IF you intend to drive the car more at those speeds then you had better do a "bump steer" change check. It's possible that the pulling to one side or the other suddenly is "bump steer" caused by a sudden toe out in the suspension travel at one point.

That could work out since you will be removing the springs and shocks for new ones and you need to do that to check the bump steer changes. You HAVE to know that to understand what you are dealing with.



Also be aware that at that speed the aerodynamics could push the car down or up. When you get lift in the front it isn't smooth. It's sudden and it's a little like a speedboat's nose bouncing on the water AND the car can steer itself left or right like bump steer would. You don't want to be chasing the wrong solution.

You can only calm the car down so much, then you either have to live with it or decide that the car has a speed limit...or you do. It's not a simple solution there to anything.
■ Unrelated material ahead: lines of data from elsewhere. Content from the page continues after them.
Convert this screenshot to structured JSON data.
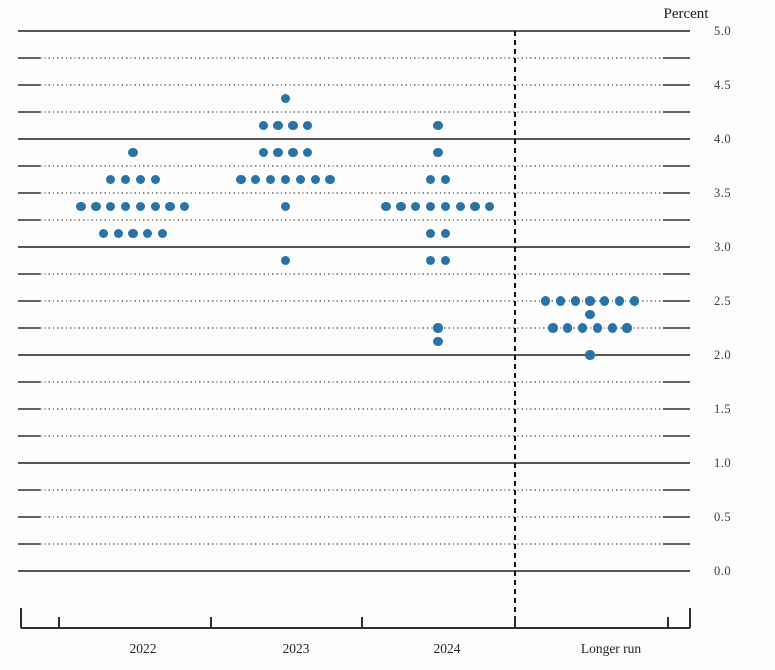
{
  "chart_data": {
    "type": "scatter",
    "subtype": "fomc-dot-plot",
    "title": "",
    "unit_label": "Percent",
    "ylabel": "Percent",
    "ylim": [
      0.0,
      5.0
    ],
    "y_tick_step": 0.5,
    "y_tick_labels": [
      "5.0",
      "4.5",
      "4.0",
      "3.5",
      "3.0",
      "2.5",
      "2.0",
      "1.5",
      "1.0",
      "0.5",
      "0.0"
    ],
    "gridline_step": 0.25,
    "grid_style": "solid lines at whole percents, dotted lines at quarter percents",
    "legend_position": "none",
    "dot_color": "#2a73a6",
    "separator_note": "dashed vertical line between 2024 and Longer run",
    "categories": [
      "2022",
      "2023",
      "2024",
      "Longer run"
    ],
    "columns": [
      {
        "label": "2022",
        "dots": [
          {
            "rate": 3.875,
            "count": 1
          },
          {
            "rate": 3.625,
            "count": 4
          },
          {
            "rate": 3.375,
            "count": 8
          },
          {
            "rate": 3.125,
            "count": 5
          }
        ]
      },
      {
        "label": "2023",
        "dots": [
          {
            "rate": 4.375,
            "count": 1
          },
          {
            "rate": 4.125,
            "count": 4
          },
          {
            "rate": 3.875,
            "count": 4
          },
          {
            "rate": 3.625,
            "count": 7
          },
          {
            "rate": 3.375,
            "count": 1
          },
          {
            "rate": 2.875,
            "count": 1
          }
        ]
      },
      {
        "label": "2024",
        "dots": [
          {
            "rate": 4.125,
            "count": 1
          },
          {
            "rate": 3.875,
            "count": 1
          },
          {
            "rate": 3.625,
            "count": 2
          },
          {
            "rate": 3.375,
            "count": 8
          },
          {
            "rate": 3.125,
            "count": 2
          },
          {
            "rate": 2.875,
            "count": 2
          },
          {
            "rate": 2.25,
            "count": 1
          },
          {
            "rate": 2.125,
            "count": 1
          }
        ]
      },
      {
        "label": "Longer run",
        "dots": [
          {
            "rate": 2.5,
            "count": 7
          },
          {
            "rate": 2.375,
            "count": 1
          },
          {
            "rate": 2.25,
            "count": 6
          },
          {
            "rate": 2.0,
            "count": 1
          }
        ]
      }
    ]
  }
}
The encouraging thing is that the basic design is quite capable of running over 170 or more with relatively simple "improvements" to the production settings. How high is up is difficult to say but I personally would be staying away from envisioning anything near 200mph. The car MIGHT be capable of it but I am not. That is professional racer territory and you just can't go out causally and expect to do it.
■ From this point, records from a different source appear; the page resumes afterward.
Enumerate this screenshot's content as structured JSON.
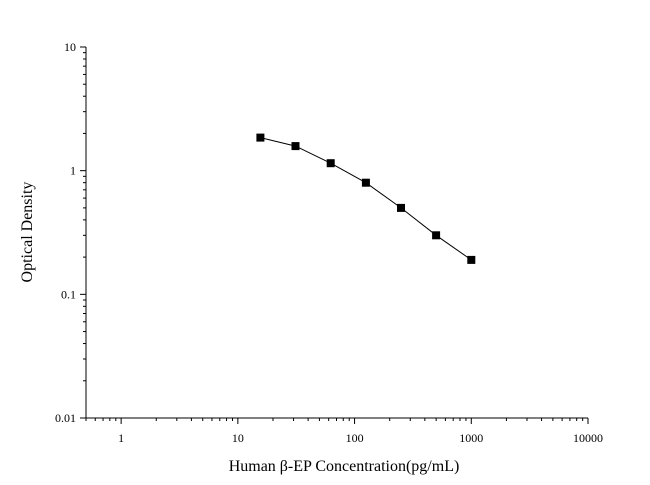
{
  "chart_data": {
    "type": "line",
    "title": "",
    "xlabel": "Human β-EP Concentration(pg/mL)",
    "ylabel": "Optical Density",
    "xscale": "log",
    "yscale": "log",
    "xlim": [
      0.5,
      10000
    ],
    "ylim": [
      0.01,
      10
    ],
    "xticks": [
      1,
      10,
      100,
      1000,
      10000
    ],
    "xtick_labels": [
      "1",
      "10",
      "100",
      "1000",
      "10000"
    ],
    "yticks": [
      0.01,
      0.1,
      1,
      10
    ],
    "ytick_labels": [
      "0.01",
      "0.1",
      "1",
      "10"
    ],
    "grid": false,
    "legend": "none",
    "series": [
      {
        "x": [
          15.6,
          31.2,
          62.5,
          125,
          250,
          500,
          1000
        ],
        "y": [
          1.85,
          1.58,
          1.15,
          0.8,
          0.5,
          0.3,
          0.19
        ]
      }
    ]
  }
}
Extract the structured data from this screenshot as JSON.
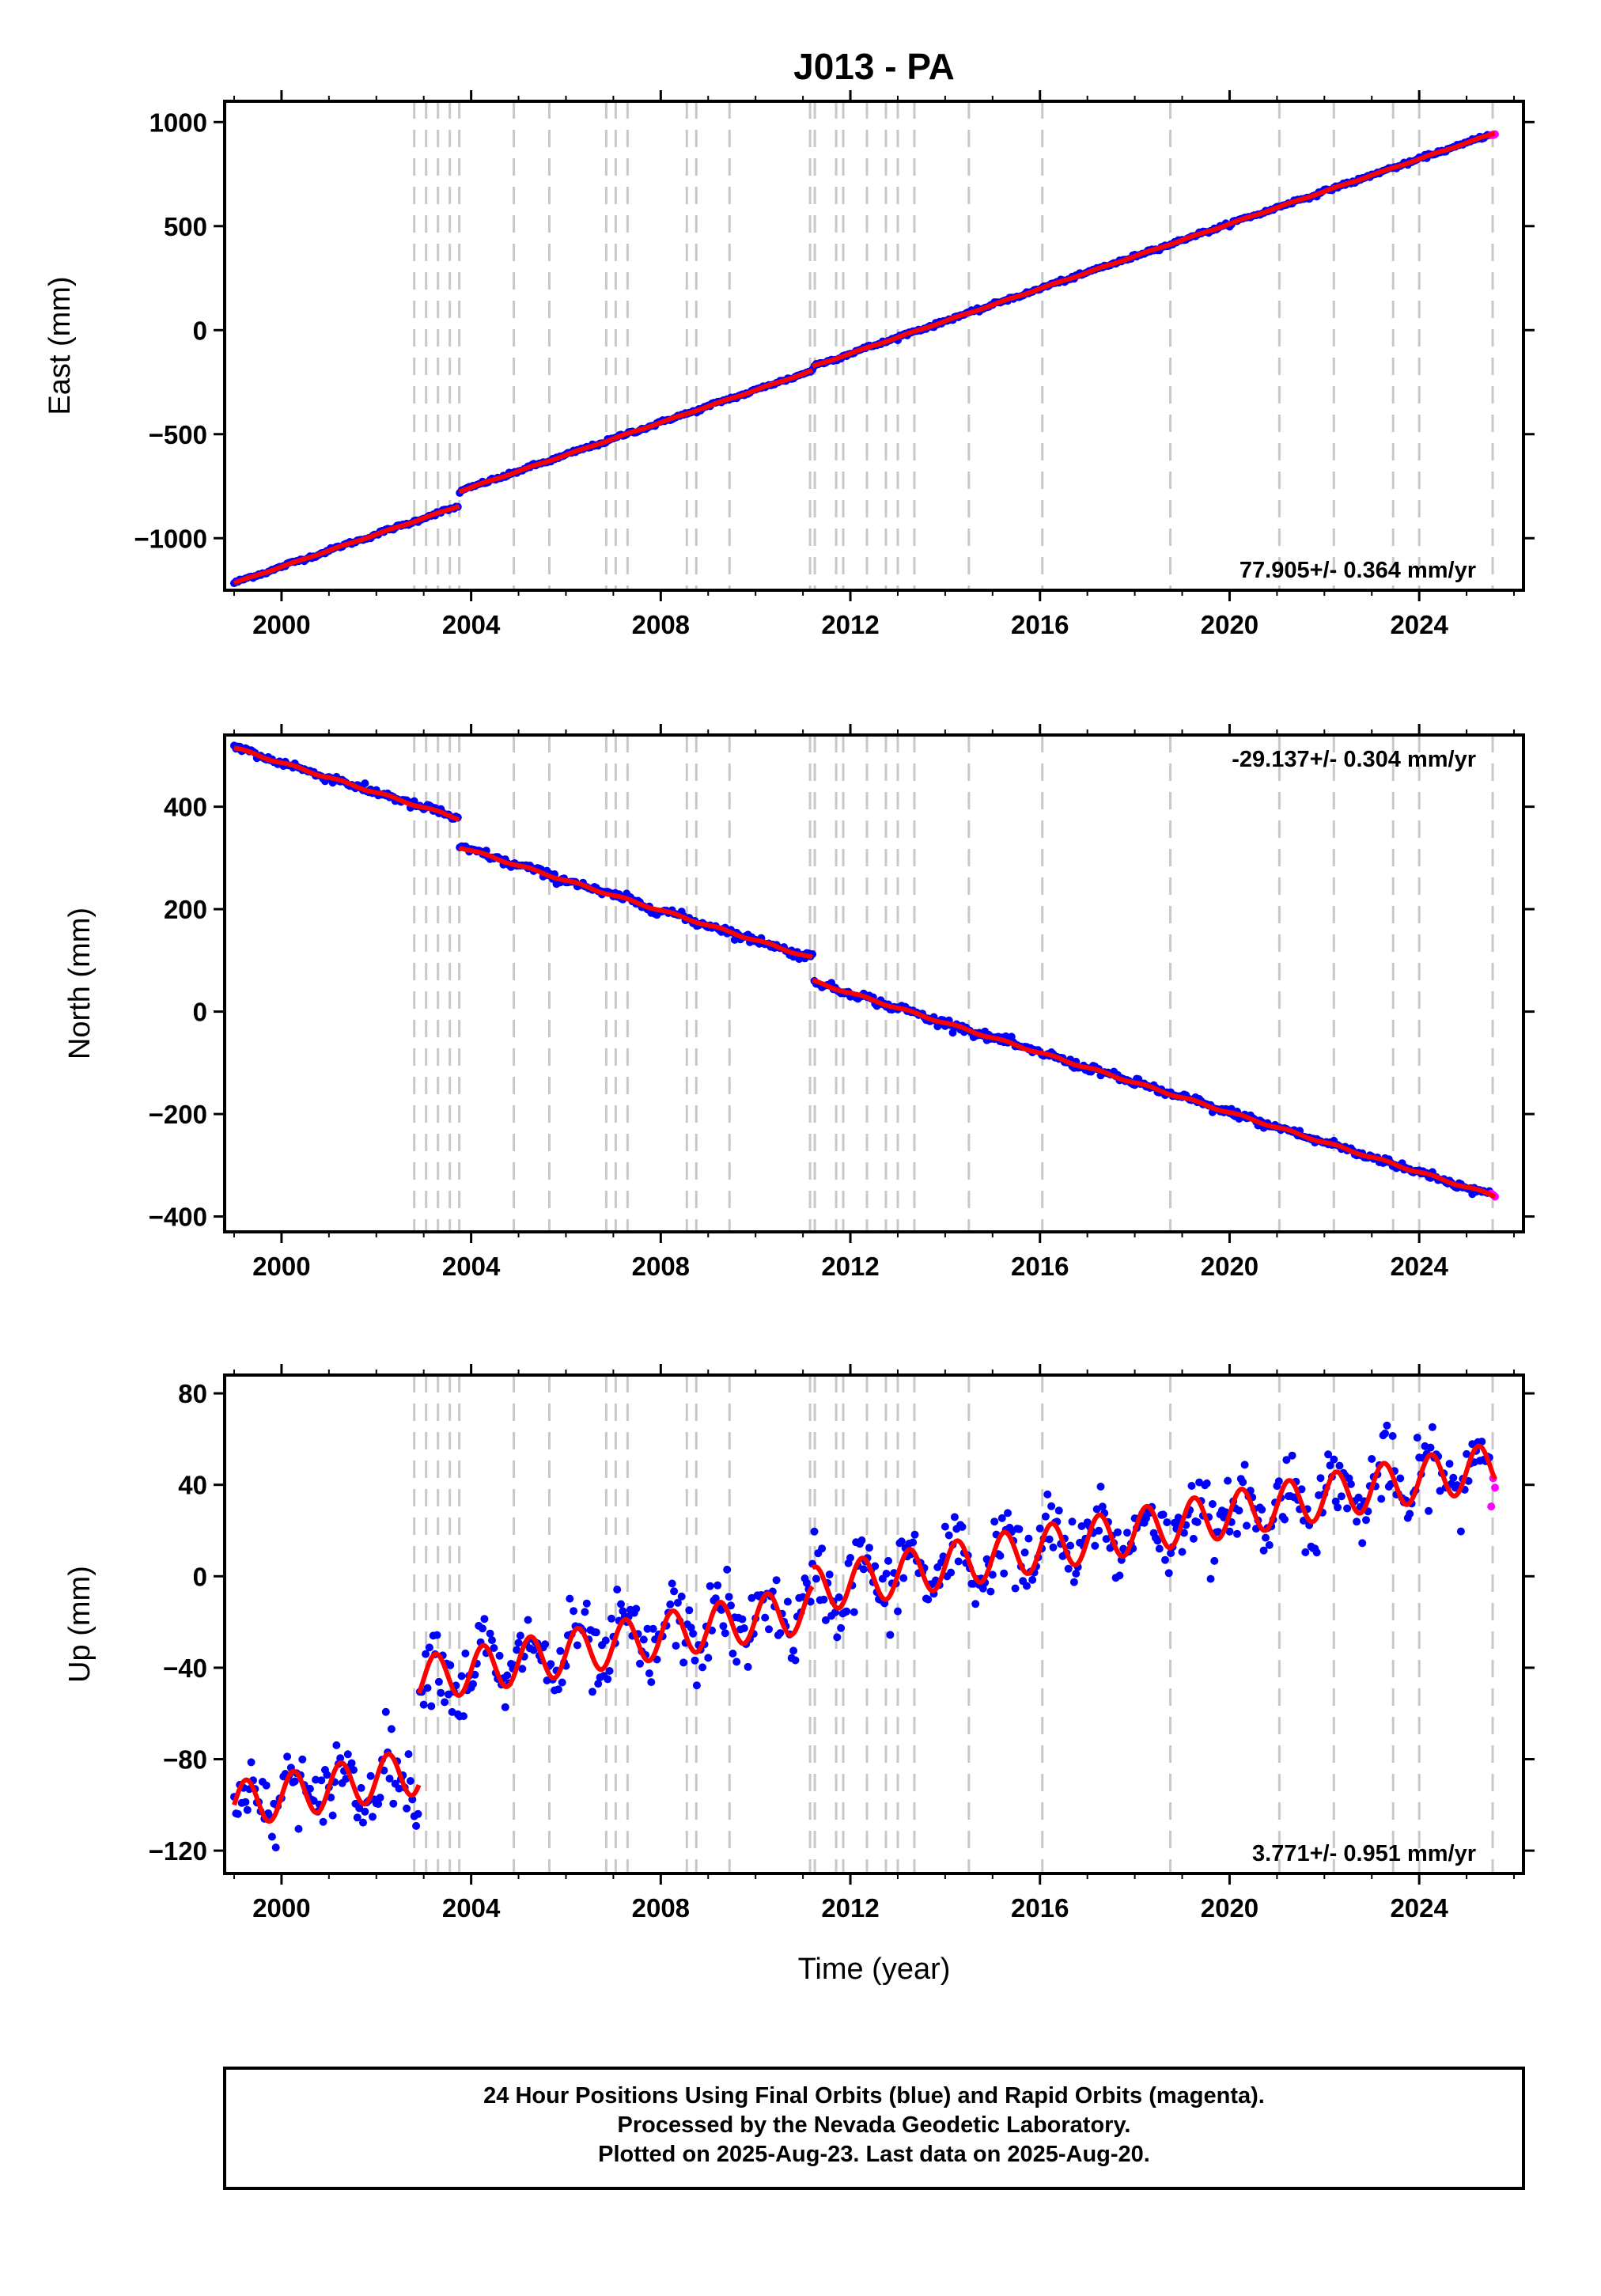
{
  "title": "J013 - PA",
  "x_axis_label": "Time (year)",
  "footer": {
    "line1": "24 Hour Positions Using Final Orbits (blue) and Rapid Orbits (magenta).",
    "line2": "Processed by the Nevada Geodetic Laboratory.",
    "line3": "Plotted on 2025-Aug-23. Last data on 2025-Aug-20."
  },
  "colors": {
    "final_orbits": "#0000ff",
    "rapid_orbits": "#ff00ff",
    "model_fit": "#ff0000",
    "event_lines": "#c8c8c8"
  },
  "chart_data": [
    {
      "type": "scatter",
      "name": "east",
      "ylabel": "East (mm)",
      "xlim": [
        1998.8,
        2026.2
      ],
      "ylim": [
        -1250,
        1100
      ],
      "xticks": [
        2000,
        2004,
        2008,
        2012,
        2016,
        2020,
        2024
      ],
      "yticks": [
        -1000,
        -500,
        0,
        500,
        1000
      ],
      "grid": false,
      "rate_text": "77.905+/- 0.364 mm/yr",
      "rate_position": "bottom-right",
      "trend": {
        "start_year": 1999.0,
        "start_value": -1215,
        "velocity": 77.905,
        "offsets": [
          {
            "year": 2003.75,
            "size": 70
          },
          {
            "year": 2011.2,
            "size": 20
          }
        ],
        "seasonal_amplitude": 2,
        "noise": 4,
        "end_year": 2025.6
      }
    },
    {
      "type": "scatter",
      "name": "north",
      "ylabel": "North (mm)",
      "xlim": [
        1998.8,
        2026.2
      ],
      "ylim": [
        -430,
        540
      ],
      "xticks": [
        2000,
        2004,
        2008,
        2012,
        2016,
        2020,
        2024
      ],
      "yticks": [
        -400,
        -200,
        0,
        200,
        400
      ],
      "grid": false,
      "rate_text": "-29.137+/- 0.304 mm/yr",
      "rate_position": "top-right",
      "trend": {
        "start_year": 1999.0,
        "start_value": 515,
        "velocity": -29.137,
        "offsets": [
          {
            "year": 2003.75,
            "size": -55
          },
          {
            "year": 2011.2,
            "size": -45
          }
        ],
        "seasonal_amplitude": 2,
        "noise": 4,
        "end_year": 2025.6
      }
    },
    {
      "type": "scatter",
      "name": "up",
      "ylabel": "Up (mm)",
      "xlim": [
        1998.8,
        2026.2
      ],
      "ylim": [
        -130,
        88
      ],
      "xticks": [
        2000,
        2004,
        2008,
        2012,
        2016,
        2020,
        2024
      ],
      "yticks": [
        -120,
        -80,
        -40,
        0,
        40,
        80
      ],
      "grid": false,
      "rate_text": "3.771+/- 0.951 mm/yr",
      "rate_position": "bottom-right",
      "trend": {
        "start_year": 1999.0,
        "start_value": -100,
        "velocity": 3.771,
        "offsets": [
          {
            "year": 2002.9,
            "size": 40
          },
          {
            "year": 2011.2,
            "size": 8
          }
        ],
        "seasonal_amplitude": 10,
        "noise": 8,
        "end_year": 2025.6
      }
    }
  ],
  "event_years": [
    2002.8,
    2003.05,
    2003.3,
    2003.55,
    2003.75,
    2004.9,
    2005.65,
    2006.85,
    2007.05,
    2007.3,
    2008.55,
    2008.75,
    2009.45,
    2011.15,
    2011.25,
    2011.7,
    2011.85,
    2012.35,
    2012.75,
    2013.0,
    2013.35,
    2014.5,
    2016.05,
    2018.75,
    2021.05,
    2022.2,
    2023.45,
    2024.0,
    2025.55
  ],
  "rapid_orbits_start_year": 2025.5
}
Last edited by panteradoug

This is a good thread that covers quite a bit, all relevant to high speed stability. It boils down to chassis dynamics and aerodynamics.

Doug mentioned bump-steer and ride height, both important.
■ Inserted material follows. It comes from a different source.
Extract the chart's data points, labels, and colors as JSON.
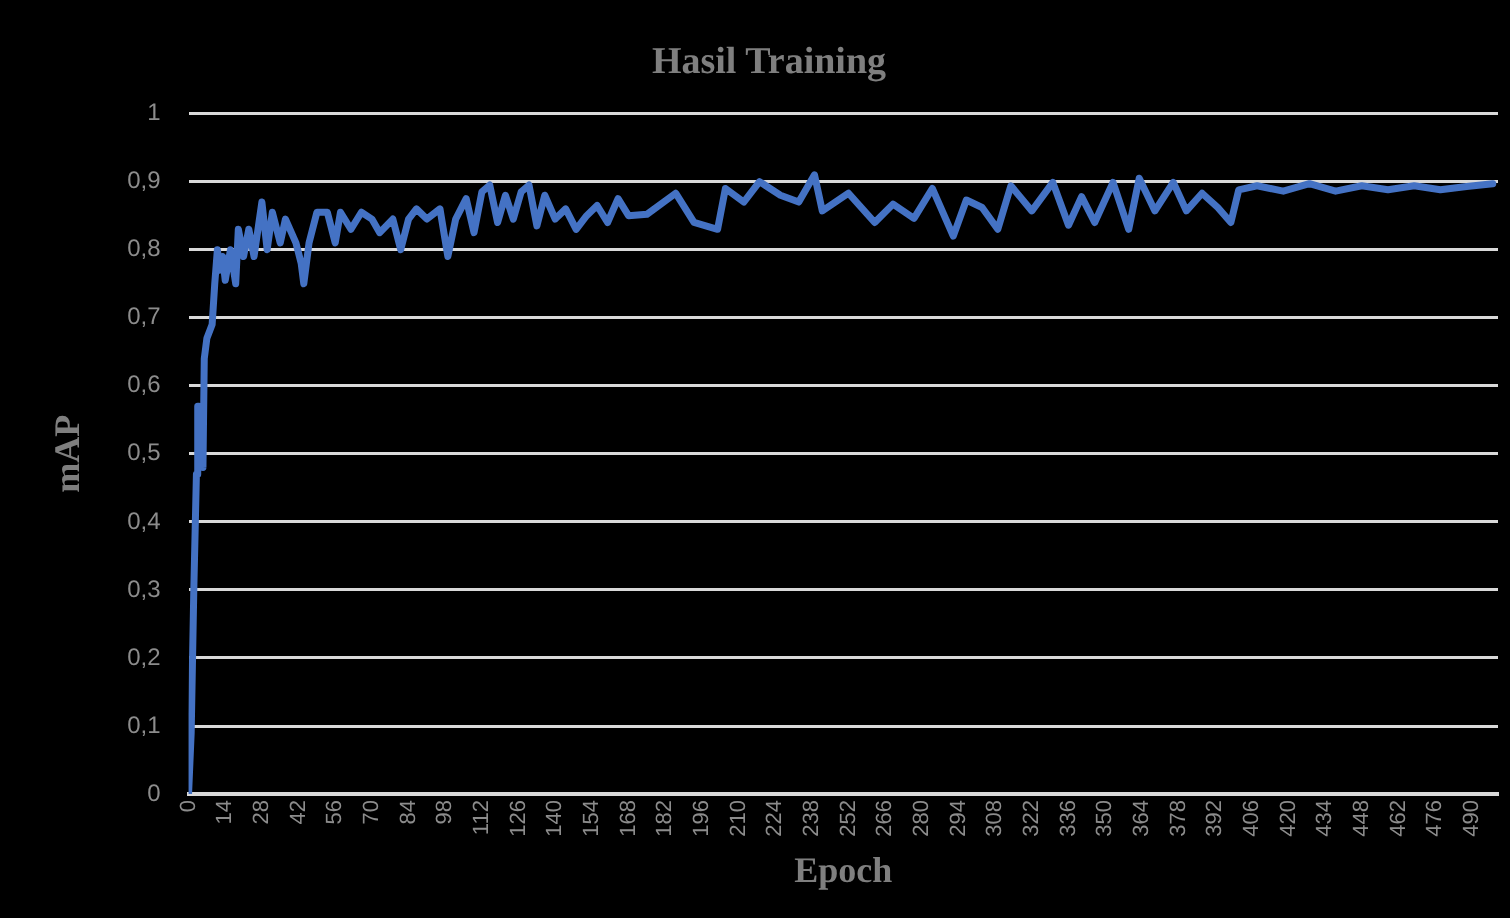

MJ mentioned the diff. It can change the car's off throttle, part throttle and full throttle handling characteristics. We would adjust our diff for desired results.

Unless you're not moving, chassis dynamics come into play. The higher the vehicle speed the more amplified the effects are.

Please dial in your car at a controlled place. Decent low-mid speed behavior doesn't necessarily equate to a good, safe high speed ride.

Tires and rear differential: You reminded me that the nature of the rear differential REQUIRES the circumference of both rear tires to BE WITHIN 1/4" DIFFERENCE! So you should EXPECT to match the tires like race teams do or suffer the consequences.

What does that mean? Well, you can "confuse" the traction lock unit and you do not want unpredictable transference of drive from one side to the other.

I'm saying what MJ said in a different way about the rear.



The more traction that you have in the rear, the more you need to consider race type chassis bracing. What you need to do to it, you are going to have to talk to someone who seriously races a Pantera.



The other thing with unbalanced rear tires is you WILL burn up the discs in the differential.



You have to remember the design parameters of this car are from 1968. It is not a GT40. It was never considered having over 500hp. The size of even the street treads now were never considered for a street car going that fast then.

Don't forget that race tires are almost always fresh for each race and depending on the longevity are changed several times during that race.



That WAS a pretty blue car. ANY of these items can be lethal.





Sometimes ridiculously stupid things happen at high speed. What I did was move the wipers to the '74 mounting position so that WHEN they suddenly popup at speed, at least it isn't right in my view point.  I NEVER expect that simply because I am concentrating on the road. It always startles me and that can cause an over reaction. It's just a stupid thing that happens at speed.

Last edited by panteradoug

While my Pantera has a Grp 4 style front air dam and side skirts, I can do the standing mile to 170+ MPH with no stability problems.  When it comes to  doing 160+ on an open road for 90 miles (SSCC) things get a little twitchy. I believe that the road surface is a contributing factor.  Certainly not like a race track.

Most of us don't get to drive at high speeds frequently.  I found myself being tense at the beginning of a race and have to tell myself to take a deep breath  and relax. It makes a big difference.